Regarding the Foundation’s antibiotic protocol, Perry Chapdelaine, Sr., in the “Letters and Answers” section http://arthritistrust.org/letters-and-answers/ answered one patient this way:

It’s not clear as to whether you were given insufficient medication over time, or whether your doctor went through our complete medical recommendations.

With the proper protocol, while it’s true that about 50% of those who try the Wyburn-Mason treatment alone get well, we’ve since learned that there are many other factors that must be explored. We’ve all been negatively conditioned to pop a pill to solve a health problem. This works fine for symptom relief, but usually not for serious health problems that actually involve many factors (causes) at the same time.

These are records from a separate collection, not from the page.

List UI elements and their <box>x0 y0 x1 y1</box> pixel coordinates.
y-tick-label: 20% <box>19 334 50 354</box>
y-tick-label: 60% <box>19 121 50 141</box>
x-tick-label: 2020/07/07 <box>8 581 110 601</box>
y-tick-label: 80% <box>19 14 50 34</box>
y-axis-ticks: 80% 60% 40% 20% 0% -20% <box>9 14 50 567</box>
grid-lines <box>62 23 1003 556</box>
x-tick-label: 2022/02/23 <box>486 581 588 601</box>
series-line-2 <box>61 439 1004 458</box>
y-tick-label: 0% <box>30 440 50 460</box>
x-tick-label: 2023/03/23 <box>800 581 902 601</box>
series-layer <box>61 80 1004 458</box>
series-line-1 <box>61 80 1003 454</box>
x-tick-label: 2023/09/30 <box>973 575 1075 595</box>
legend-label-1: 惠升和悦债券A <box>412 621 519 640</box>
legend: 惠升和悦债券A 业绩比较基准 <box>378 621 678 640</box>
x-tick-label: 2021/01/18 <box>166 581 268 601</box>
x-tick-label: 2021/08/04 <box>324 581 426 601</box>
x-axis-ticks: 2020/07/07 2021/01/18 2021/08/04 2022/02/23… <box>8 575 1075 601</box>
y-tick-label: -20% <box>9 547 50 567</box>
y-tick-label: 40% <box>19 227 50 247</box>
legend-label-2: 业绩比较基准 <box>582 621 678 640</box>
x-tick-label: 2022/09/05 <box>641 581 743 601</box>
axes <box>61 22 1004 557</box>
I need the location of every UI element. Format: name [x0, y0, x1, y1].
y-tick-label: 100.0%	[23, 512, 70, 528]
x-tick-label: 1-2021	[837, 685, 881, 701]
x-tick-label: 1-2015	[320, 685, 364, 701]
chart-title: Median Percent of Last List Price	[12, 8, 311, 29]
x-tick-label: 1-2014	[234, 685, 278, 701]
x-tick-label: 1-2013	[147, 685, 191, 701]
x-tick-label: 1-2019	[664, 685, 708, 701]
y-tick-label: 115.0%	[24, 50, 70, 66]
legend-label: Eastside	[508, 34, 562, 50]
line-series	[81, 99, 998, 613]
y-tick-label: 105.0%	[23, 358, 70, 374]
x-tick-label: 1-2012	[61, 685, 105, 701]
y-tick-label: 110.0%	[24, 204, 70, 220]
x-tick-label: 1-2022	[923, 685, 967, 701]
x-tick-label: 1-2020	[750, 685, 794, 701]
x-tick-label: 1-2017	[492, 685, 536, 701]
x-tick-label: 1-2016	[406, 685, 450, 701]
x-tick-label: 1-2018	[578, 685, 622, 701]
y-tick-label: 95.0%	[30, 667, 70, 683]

Please go back to our website and read the article “How to Get Well,” and you’ll understand better what you’ve got to do.

Dr. Prosch used to switch from one of our recommended drugs to another for a second or third trial, for example, from metronidazole to clotrimazole, or tinidazole, also from allopurinol to furazolidone. The problem is this: if your RD is primarily a condition of antigen/antibody complexes that you’ve developed a sensitivity to, no one knows specifically which microorganisms cause the difficulty. So, by trying one broad spectrum set of drugs and then another, one covers a broader range.